Differences Between Servo and Stepper Motors
Below is a table showing some basic differences between servo and stepper motors. This will help explain both the capabilities and utility of each type of motor.
|Payload/Holding Force||Generally lower in the same envelope||Generally higher|
|Repeatability||Lower||Higher, due to closed feedback|
Velocity + Path
|Lower||Higher, with following control of all axes, over wider range of loads and speeds.1|
|E-Stop Recovery||Requires homing||Can reset and continue. Strongly preferred for safety device apps.2|
|Torque Limits||N/A||Torque can be limited. Has value for safety, PM prediction.3|
|Manual Teaching||N/A||Can manually position and save point data, saving time vs. jog|
|Data Availability||N/A - No feedback||Variety of data available. Useful for diagnostics and optimizing the app.|
|Parameter Optimization||A few parameters can be modified||Gain, inertia, other parameters can be optimized to the app. Also some diagnostic value.|
When drawing a path, all axes affect velocity and position of the tool. Servo axes will give better momentary position, as all axes are within a set tolerance at any moment. No feedback with steppers, so this is not possible. Also, velocity control is better with closed loop feedback of servos.

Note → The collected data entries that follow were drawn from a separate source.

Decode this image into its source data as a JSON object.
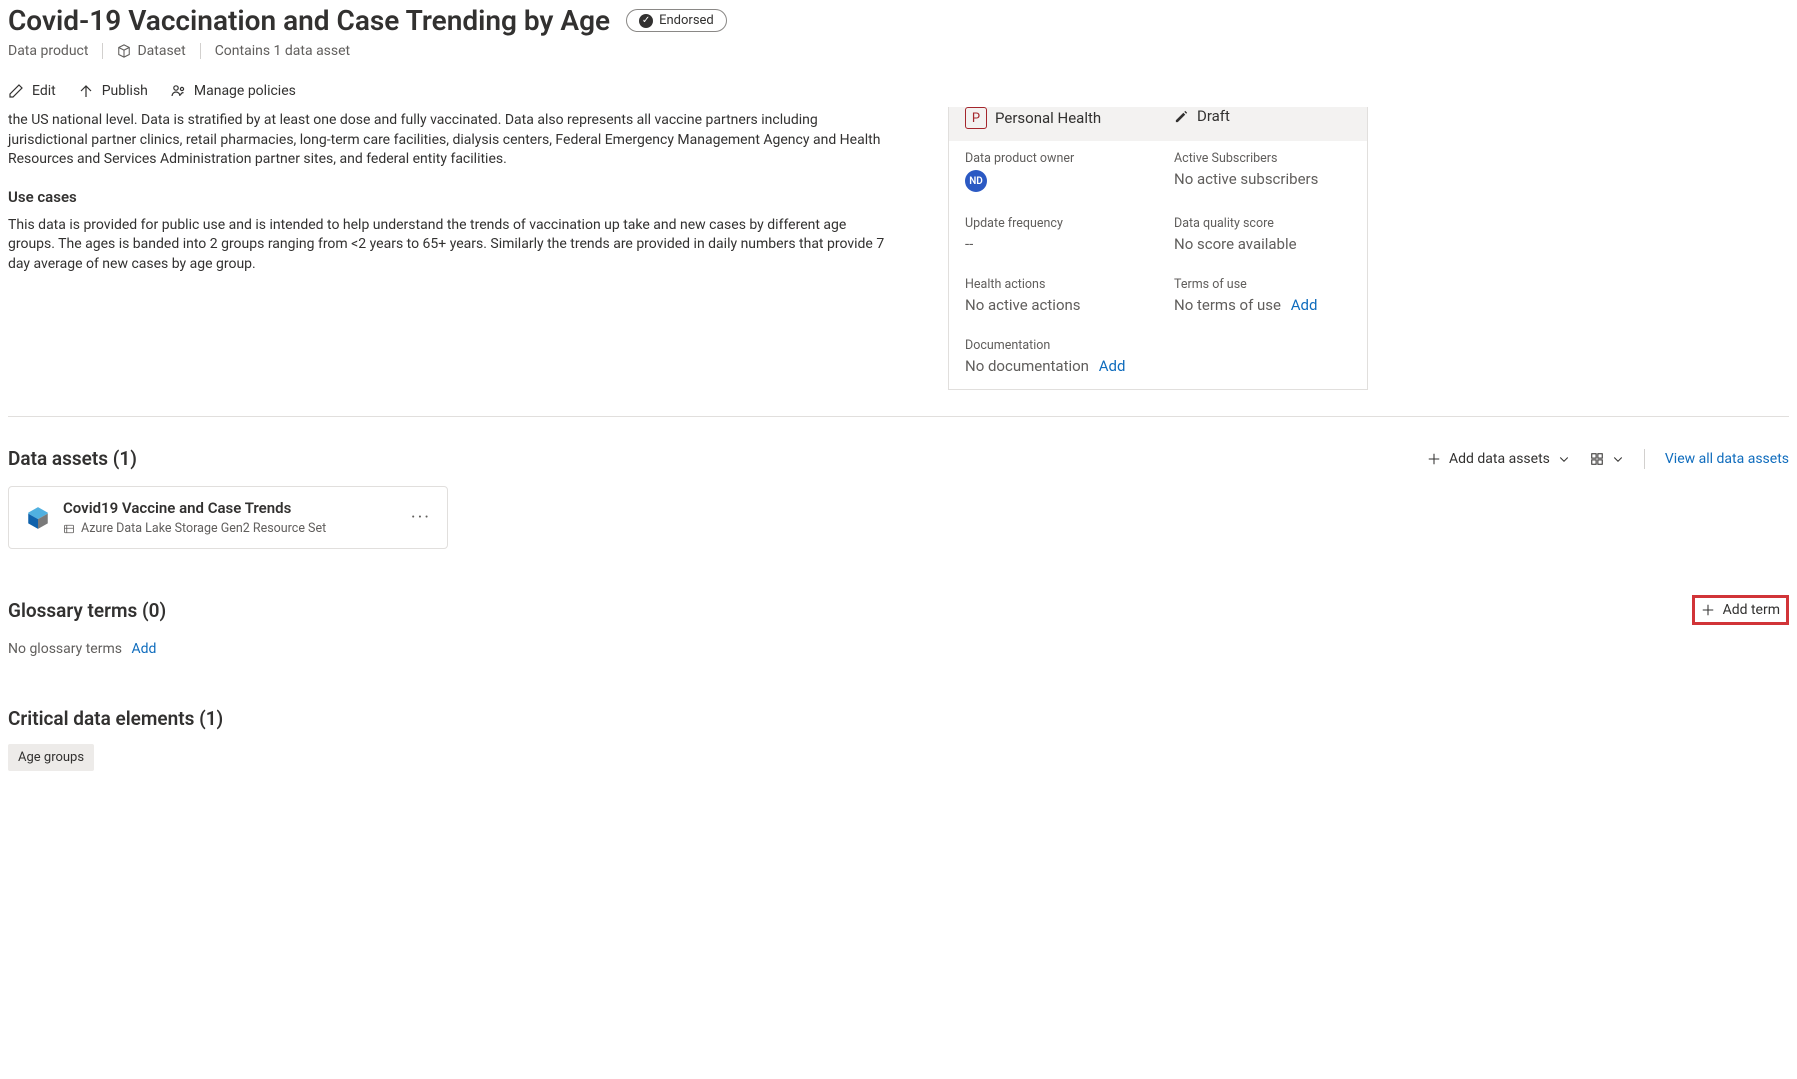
{
  "header": {
    "title": "Covid-19 Vaccination and Case Trending by Age",
    "endorsed_label": "Endorsed",
    "meta": {
      "data_product": "Data product",
      "dataset": "Dataset",
      "contains": "Contains 1 data asset"
    }
  },
  "toolbar": {
    "edit": "Edit",
    "publish": "Publish",
    "manage_policies": "Manage policies"
  },
  "description": {
    "paragraph1": "the US national level. Data is stratified by at least one dose and fully vaccinated. Data also represents all vaccine partners including jurisdictional partner clinics, retail pharmacies, long-term care facilities, dialysis centers, Federal Emergency Management Agency and Health Resources and Services Administration partner sites, and federal entity facilities.",
    "usecases_heading": "Use cases",
    "paragraph2": "This data is provided for public use and is intended to help understand the trends of vaccination up take and new cases by different age groups.  The ages is banded into 2 groups ranging from <2 years to 65+ years.  Similarly the trends are provided in daily numbers that provide 7 day average of new cases by age group."
  },
  "side": {
    "domain_value": "Personal Health",
    "domain_letter": "P",
    "status_value": "Draft",
    "owner_label": "Data product owner",
    "owner_initials": "ND",
    "subscribers_label": "Active Subscribers",
    "subscribers_value": "No active subscribers",
    "update_label": "Update frequency",
    "update_value": "--",
    "quality_label": "Data quality score",
    "quality_value": "No score available",
    "health_label": "Health actions",
    "health_value": "No active actions",
    "terms_label": "Terms of use",
    "terms_value": "No terms of use",
    "terms_add": "Add",
    "doc_label": "Documentation",
    "doc_value": "No documentation",
    "doc_add": "Add"
  },
  "assets": {
    "heading": "Data assets (1)",
    "add_label": "Add data assets",
    "viewall": "View all data assets",
    "card": {
      "title": "Covid19 Vaccine and Case Trends",
      "subtitle": "Azure Data Lake Storage Gen2 Resource Set"
    }
  },
  "glossary": {
    "heading": "Glossary terms (0)",
    "addterm": "Add term",
    "empty": "No glossary terms",
    "add_link": "Add"
  },
  "cde": {
    "heading": "Critical data elements (1)",
    "tag": "Age groups"
  }
}
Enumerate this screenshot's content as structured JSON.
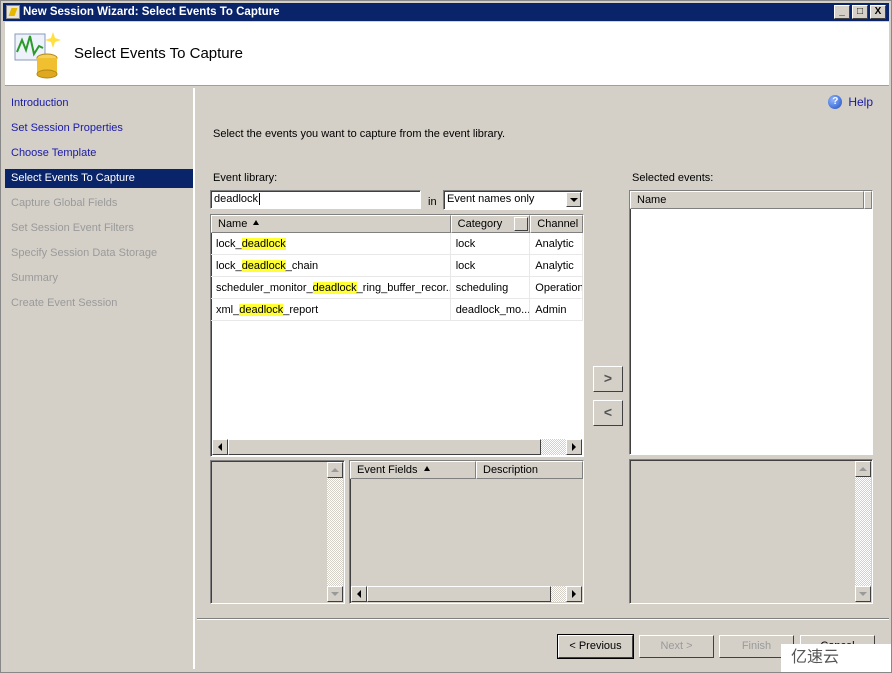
{
  "window": {
    "title": "New Session Wizard: Select Events To Capture",
    "controls": [
      "_",
      "□",
      "X"
    ]
  },
  "header": {
    "title": "Select Events To Capture",
    "icon": "event-session-icon"
  },
  "sidebar": {
    "items": [
      {
        "label": "Introduction",
        "state": "done"
      },
      {
        "label": "Set Session Properties",
        "state": "done"
      },
      {
        "label": "Choose Template",
        "state": "done"
      },
      {
        "label": "Select Events To Capture",
        "state": "active"
      },
      {
        "label": "Capture Global Fields",
        "state": "pending"
      },
      {
        "label": "Set Session Event Filters",
        "state": "pending"
      },
      {
        "label": "Specify Session Data Storage",
        "state": "pending"
      },
      {
        "label": "Summary",
        "state": "pending"
      },
      {
        "label": "Create Event Session",
        "state": "pending"
      }
    ]
  },
  "main": {
    "help_label": "Help",
    "instruction": "Select the events you want to capture from the event library.",
    "event_library_label": "Event library:",
    "search_value": "deadlock",
    "in_label": "in",
    "search_scope": "Event names only",
    "library_columns": [
      "Name",
      "Category",
      "Channel"
    ],
    "library_rows": [
      {
        "pre": "lock_",
        "match": "deadlock",
        "post": "",
        "category": "lock",
        "channel": "Analytic"
      },
      {
        "pre": "lock_",
        "match": "deadlock",
        "post": "_chain",
        "category": "lock",
        "channel": "Analytic"
      },
      {
        "pre": "scheduler_monitor_",
        "match": "deadlock",
        "post": "_ring_buffer_recor...",
        "category": "scheduling",
        "channel": "Operation"
      },
      {
        "pre": "xml_",
        "match": "deadlock",
        "post": "_report",
        "category": "deadlock_mo...",
        "channel": "Admin"
      }
    ],
    "field_columns": [
      "Event Fields",
      "Description"
    ],
    "selected_events_label": "Selected events:",
    "selected_columns": [
      "Name"
    ],
    "add_button": ">",
    "remove_button": "<"
  },
  "footer": {
    "previous": "< Previous",
    "next": "Next >",
    "finish": "Finish",
    "cancel": "Cancel"
  },
  "watermark": "亿速云",
  "colors": {
    "titlebar": "#0a246a",
    "highlight": "#ffff33",
    "link": "#1a1aa6"
  }
}
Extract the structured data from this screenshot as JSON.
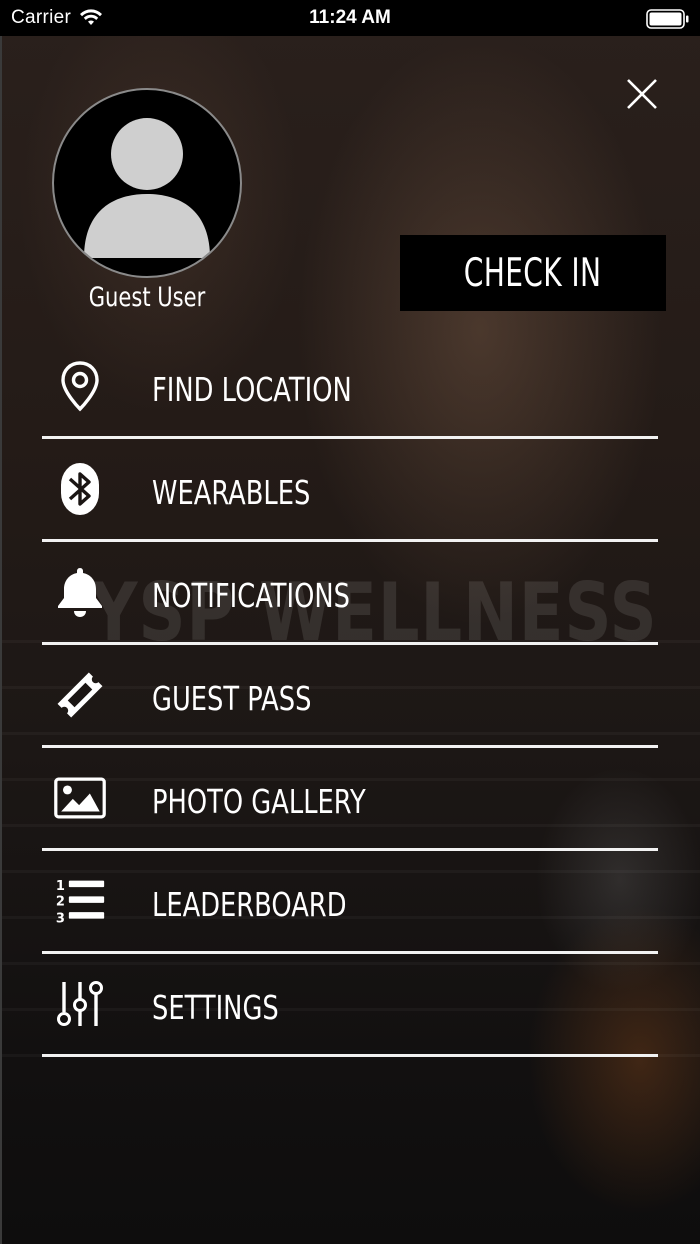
{
  "status_bar": {
    "carrier": "Carrier",
    "time": "11:24 AM"
  },
  "profile": {
    "name": "Guest User"
  },
  "check_in": {
    "label": "CHECK IN"
  },
  "watermark": "YSP WELLNESS",
  "menu": [
    {
      "label": "FIND LOCATION",
      "icon": "location-pin-icon"
    },
    {
      "label": "WEARABLES",
      "icon": "bluetooth-icon"
    },
    {
      "label": "NOTIFICATIONS",
      "icon": "bell-icon"
    },
    {
      "label": "GUEST PASS",
      "icon": "ticket-icon"
    },
    {
      "label": "PHOTO GALLERY",
      "icon": "image-icon"
    },
    {
      "label": "LEADERBOARD",
      "icon": "ranked-list-icon"
    },
    {
      "label": "SETTINGS",
      "icon": "sliders-icon"
    }
  ],
  "colors": {
    "accent": "#ffffff",
    "button_bg": "#000000",
    "divider": "#f2f2f2"
  }
}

Servo is much faster for E-Stop recovery/restart. With servos, the current position is known, so work can be continued without homing. This is especially useful with long cycle times and palletized work, as the process can be continued with minimal lost time; correct pallet restart position can be stored. With steppers, homing also causes program interrupt, requiring restart and probable removal and re-palletizing of parts, and lost production. Servo recovery/restart is also very quick after light curtain or other safety E-Stop. On systems where the operator has to reach through the curtain to load/unload parts, this is a big time-saver.
Torque (~ force) can be limited for pressing operations, and also to limit force in potential injury scenarios. Setting limits for torque has had some utility to monitor axis health; as required torque rises, typically an element of the drive is changing state, whether mechanical , motor, or amp.
Note that encoded stepper systems also have position feedback. However, encoded stepper cost is on a par with servo cost, and servo brings other feedback that has utility. So, servo is generally preferred.